Sometimes, I get ideas that stick in my brain and make me wonder if I have a defective model. Usually, the wife tries to talk sense to me and tells me if my idea is truly stupid. However, I’m wondering why she hasn’t said anything about my recent decision to ride my bike 150 miles for charity this fall.
Oh, I’ve had these delusions before. Every year, the Multiple Sclerosis Society holds a charity bike ride, and I always think to myself that this is the year that I am going to train and ride the astronomical number of miles required. Usually, in years past, common sense would kick in and a little voice would say, “Go look in a mirror, chubby. Lance Armstrong, you ain’t. Now, does that look like someone who can ride a bike 150 miles? You couldn’t ride ½ mile downhill with a tailwind! Forget about the Tour de France. You’ve done too many Tour de Fridges! Hey, what does the talking scale say when you step on it? One at a time, please! Hey, where you going? I got a million of ‘em!”
This year, however, I ignored the rude little voice and proceeded to start training for the bike ride. I wiped the inch of dust off of the old bike, aired up the tires, and made a list of things I needed to properly train for the ride. First of all, I needed a helmet. While this may sound simple enough, when you have a head the size of an Amazon watermelon, you have to special order your bike helmet. Workers at a factory in Guatemala have to weld two giant satellite dishes together in order to fit my noggin. However, lo and behold, I actually found a helmet that fit my dome at a local bike shop, albeit at a hefty price. I checked it off of the list, ignored the other items for the time being, and prepared for my first training run on the trail.
When training to ride 150 miles, I thought I should probably start at about a third of the total…maybe ride 50 miles to start, then work my way up to 150 over the next few weeks. I sat out one bright Saturday morning with a goal of 50 miles. I rode six.
“Come get me!” I told my wife on the cell phone, which was at that point a much more valuable piece of equipment than my helmet. “I think I’m dying! This may be the end for me!”
“Oh my gosh! Are you okay?” she asked. “We’re on our way! Where are you? How far down the trail did you get?”

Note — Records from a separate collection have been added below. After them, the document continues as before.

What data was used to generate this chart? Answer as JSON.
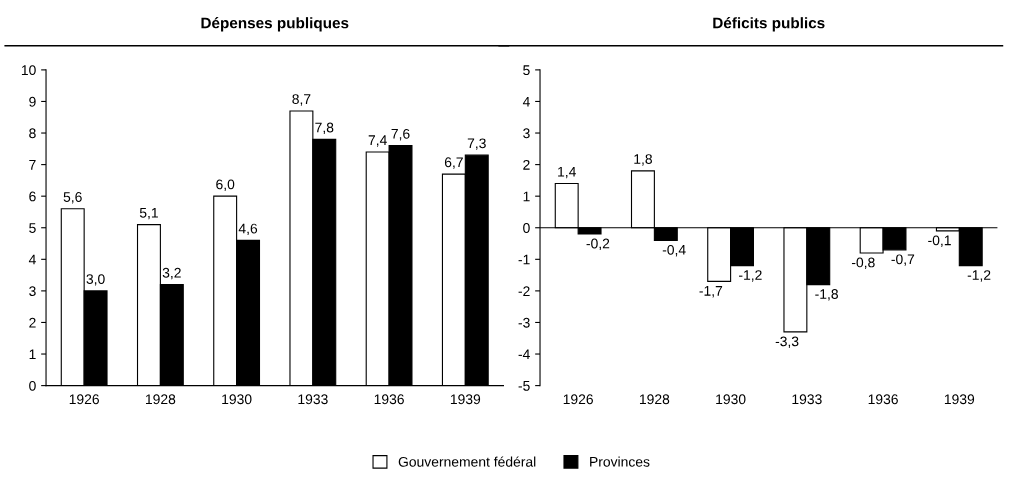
{
  "chart_data": [
    {
      "type": "bar",
      "title": "Dépenses publiques",
      "categories": [
        "1926",
        "1928",
        "1930",
        "1933",
        "1936",
        "1939"
      ],
      "series": [
        {
          "name": "Gouvernement fédéral",
          "color": "#ffffff",
          "values": [
            5.6,
            5.1,
            6.0,
            8.7,
            7.4,
            6.7
          ],
          "value_labels": [
            "5,6",
            "5,1",
            "6,0",
            "8,7",
            "7,4",
            "6,7"
          ]
        },
        {
          "name": "Provinces",
          "color": "#000000",
          "values": [
            3.0,
            3.2,
            4.6,
            7.8,
            7.6,
            7.3
          ],
          "value_labels": [
            "3,0",
            "3,2",
            "4,6",
            "7,8",
            "7,6",
            "7,3"
          ]
        }
      ],
      "ylim": [
        0,
        10
      ],
      "yticks": [
        0,
        1,
        2,
        3,
        4,
        5,
        6,
        7,
        8,
        9,
        10
      ],
      "grid": false,
      "legend": "bottom"
    },
    {
      "type": "bar",
      "title": "Déficits publics",
      "categories": [
        "1926",
        "1928",
        "1930",
        "1933",
        "1936",
        "1939"
      ],
      "series": [
        {
          "color": "#ffffff",
          "values": [
            1.4,
            1.8,
            -1.7,
            -3.3,
            -0.8,
            -0.1
          ],
          "value_labels": [
            "1,4",
            "1,8",
            "-1,7",
            "-3,3",
            "-0,8",
            "-0,1"
          ]
        },
        {
          "color": "#000000",
          "values": [
            -0.2,
            -0.4,
            -1.2,
            -1.8,
            -0.7,
            -1.2
          ],
          "value_labels": [
            "-0,2",
            "-0,4",
            "-1,2",
            "-1,8",
            "-0,7",
            "-1,2"
          ]
        }
      ],
      "ref_lines": [
        {
          "axis": "y",
          "value": 0,
          "color": "#000000"
        }
      ],
      "ylim": [
        -5,
        5
      ],
      "yticks": [
        {
          "value": -5,
          "label": "-5"
        },
        {
          "value": -4,
          "label": "-4"
        },
        {
          "value": -3,
          "label": "-3"
        },
        {
          "value": -2,
          "label": "-2"
        },
        {
          "value": -1,
          "label": "-1"
        },
        0,
        1,
        2,
        3,
        4,
        5
      ],
      "grid": false
    }
  ]
}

“I’m at Dairy Queen,” I said. There was a long silence. “Hello? Honey?”
“Dairy Queen?” she asked. “And when exactly did they build a Dairy Queen on the trail?”
I explained that I had somehow got off course and was lost in the wilderness for a while and then, like a mirage in a dessert…err…desert, the Dairy Queen appeared and saved me from almost certain peril.
As you can see, I still have a ways to go in my training. See you on the trail!